The down obtained from yak is by definition “baby down” as adult animals are not combed. Adult yaks are semi-wild and will not appreciate any hint of trimming done on them by the herders.

Yak yarn blooming

Impact on environment

Hoards of cashmere goats and merino sheep reach huge size resulting in overgrazing of grasslands. Our four-legged yak friends graze differently (using fork and knife): while the goats bite off the grasses close to their roots, pulling them out, yaks leave quite a bit of stem, letting a plant survive. They also graze on a wider spectrum of plants than do cashmere goats and merino. Yak’s staple often are shrubby plants and leaves of sedges. When the ground is covered with snow, as it typically is for long periods, yak will paw through quite thick snow layers, using both head and face to help them to gain access to the wilted vegetation underneath. Yak herds have never become an environmental issue one talks about.
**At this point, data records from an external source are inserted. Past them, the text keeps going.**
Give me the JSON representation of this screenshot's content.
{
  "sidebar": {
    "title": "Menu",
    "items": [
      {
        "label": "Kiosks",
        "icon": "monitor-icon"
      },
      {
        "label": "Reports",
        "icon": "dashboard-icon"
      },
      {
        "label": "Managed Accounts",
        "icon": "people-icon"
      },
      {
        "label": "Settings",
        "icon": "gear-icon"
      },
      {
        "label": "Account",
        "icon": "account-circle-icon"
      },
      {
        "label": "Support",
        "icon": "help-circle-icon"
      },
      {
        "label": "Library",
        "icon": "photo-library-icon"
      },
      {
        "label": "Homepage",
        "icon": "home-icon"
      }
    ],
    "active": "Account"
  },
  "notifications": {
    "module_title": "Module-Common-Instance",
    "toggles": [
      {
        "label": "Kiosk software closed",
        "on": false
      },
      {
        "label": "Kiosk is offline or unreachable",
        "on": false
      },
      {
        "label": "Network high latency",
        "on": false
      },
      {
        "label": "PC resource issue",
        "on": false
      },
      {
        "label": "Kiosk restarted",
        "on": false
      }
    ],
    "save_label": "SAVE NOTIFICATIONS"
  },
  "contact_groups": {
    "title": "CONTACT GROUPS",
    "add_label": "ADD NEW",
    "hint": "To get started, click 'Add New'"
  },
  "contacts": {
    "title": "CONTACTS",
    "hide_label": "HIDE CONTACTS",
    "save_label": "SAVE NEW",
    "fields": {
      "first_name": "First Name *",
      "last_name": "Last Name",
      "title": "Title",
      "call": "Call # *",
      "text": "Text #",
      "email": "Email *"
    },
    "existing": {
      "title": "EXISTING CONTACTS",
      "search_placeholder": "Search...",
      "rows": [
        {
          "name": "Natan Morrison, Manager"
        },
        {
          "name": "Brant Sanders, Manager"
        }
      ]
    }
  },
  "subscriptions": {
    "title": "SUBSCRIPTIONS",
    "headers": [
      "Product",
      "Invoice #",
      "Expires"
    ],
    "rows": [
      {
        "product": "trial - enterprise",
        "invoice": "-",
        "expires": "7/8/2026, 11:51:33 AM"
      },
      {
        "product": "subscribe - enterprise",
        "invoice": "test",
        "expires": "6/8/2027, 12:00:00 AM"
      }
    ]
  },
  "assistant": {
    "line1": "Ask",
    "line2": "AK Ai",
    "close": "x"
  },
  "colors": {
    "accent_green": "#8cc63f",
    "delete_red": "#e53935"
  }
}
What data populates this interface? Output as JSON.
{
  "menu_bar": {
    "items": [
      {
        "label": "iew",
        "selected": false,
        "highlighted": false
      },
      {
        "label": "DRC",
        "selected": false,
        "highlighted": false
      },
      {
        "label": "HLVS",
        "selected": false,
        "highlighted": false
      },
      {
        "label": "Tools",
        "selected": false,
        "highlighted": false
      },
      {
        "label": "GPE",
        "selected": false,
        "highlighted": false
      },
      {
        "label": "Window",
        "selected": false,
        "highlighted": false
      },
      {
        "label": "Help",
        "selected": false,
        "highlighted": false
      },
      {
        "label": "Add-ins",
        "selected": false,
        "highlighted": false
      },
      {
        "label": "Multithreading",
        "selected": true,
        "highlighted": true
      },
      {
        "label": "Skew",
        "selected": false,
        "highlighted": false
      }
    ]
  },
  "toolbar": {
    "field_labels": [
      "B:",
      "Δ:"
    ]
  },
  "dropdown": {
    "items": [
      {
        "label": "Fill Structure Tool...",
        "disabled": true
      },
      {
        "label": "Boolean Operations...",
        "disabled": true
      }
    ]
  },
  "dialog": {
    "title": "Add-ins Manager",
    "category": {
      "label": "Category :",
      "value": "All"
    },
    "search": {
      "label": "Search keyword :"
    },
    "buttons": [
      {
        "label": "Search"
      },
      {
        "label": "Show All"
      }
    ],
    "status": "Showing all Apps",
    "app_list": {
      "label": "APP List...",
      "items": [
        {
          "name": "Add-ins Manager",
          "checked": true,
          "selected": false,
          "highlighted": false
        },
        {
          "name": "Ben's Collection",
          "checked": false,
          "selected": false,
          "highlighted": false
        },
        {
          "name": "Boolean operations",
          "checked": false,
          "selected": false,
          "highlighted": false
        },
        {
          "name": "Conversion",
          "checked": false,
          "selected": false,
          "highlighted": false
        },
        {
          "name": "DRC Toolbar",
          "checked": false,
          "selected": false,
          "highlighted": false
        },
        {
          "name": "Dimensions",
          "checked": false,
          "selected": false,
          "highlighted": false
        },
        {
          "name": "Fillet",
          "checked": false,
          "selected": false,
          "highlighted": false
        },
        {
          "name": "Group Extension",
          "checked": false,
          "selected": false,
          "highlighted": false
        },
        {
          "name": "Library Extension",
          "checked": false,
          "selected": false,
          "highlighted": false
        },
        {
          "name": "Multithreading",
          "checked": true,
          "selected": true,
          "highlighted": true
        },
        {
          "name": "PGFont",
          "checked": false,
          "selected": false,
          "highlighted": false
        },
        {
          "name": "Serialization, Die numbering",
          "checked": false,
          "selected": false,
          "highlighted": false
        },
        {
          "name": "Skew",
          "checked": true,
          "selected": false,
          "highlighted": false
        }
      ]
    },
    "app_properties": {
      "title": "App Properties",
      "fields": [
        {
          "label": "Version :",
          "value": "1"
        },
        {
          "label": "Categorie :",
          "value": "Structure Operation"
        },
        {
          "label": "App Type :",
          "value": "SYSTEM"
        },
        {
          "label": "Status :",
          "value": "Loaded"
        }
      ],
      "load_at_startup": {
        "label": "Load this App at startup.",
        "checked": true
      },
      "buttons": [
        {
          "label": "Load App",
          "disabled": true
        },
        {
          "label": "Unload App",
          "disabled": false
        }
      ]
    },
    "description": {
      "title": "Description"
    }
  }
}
In yarn processing, dying consumes the most of water and electricity. Yak fiber is almost never dyed as it does not take on the color well. Is it a bug or a feature? It depends on how you look at it. From the point of view of production costs, it is definitely a nice feature to have. It helps us keep our prices low and stable despite growing energy costs. From a fashionista’s point of view, it is more of a bug. Yak comes in 3 natural colors only: dark brown, beige, and grey. We find that yak makes a fashion statement all of its own being an understated luxury for those in the know.

If we are to advise on the usage of this fiber for knitters, the first thing we note is that most other brands offer yak yarn a bit too thick to our liking resulting in pieces to be worn only in very cold weather. We offer two options, a thicker one for better insulation (140 m for 50 g), and thinner yarn (200 m for 50 g) for truly versatile pieces providing bigger total lengths and requiring less yarn balls.

For us yak is a truly universal fiber, to be used in luxury pieces as well as for heavy wear and tear. In that, yak is quite unique. It also drapes well and holds cables. However, yak holds elastic stitches less well than medium-grade merino. When knitting elastic stitch, it is best to use smaller needles (by 0,5mm size at least). Please take a look at our photos of knitted samples. We knitted a sample with cables and finished it off with superfine merino. This sample was mashed and squashed in one lady's handbag for one month: now, notice the haze of bloom on the yak, and the absence of such on the merino!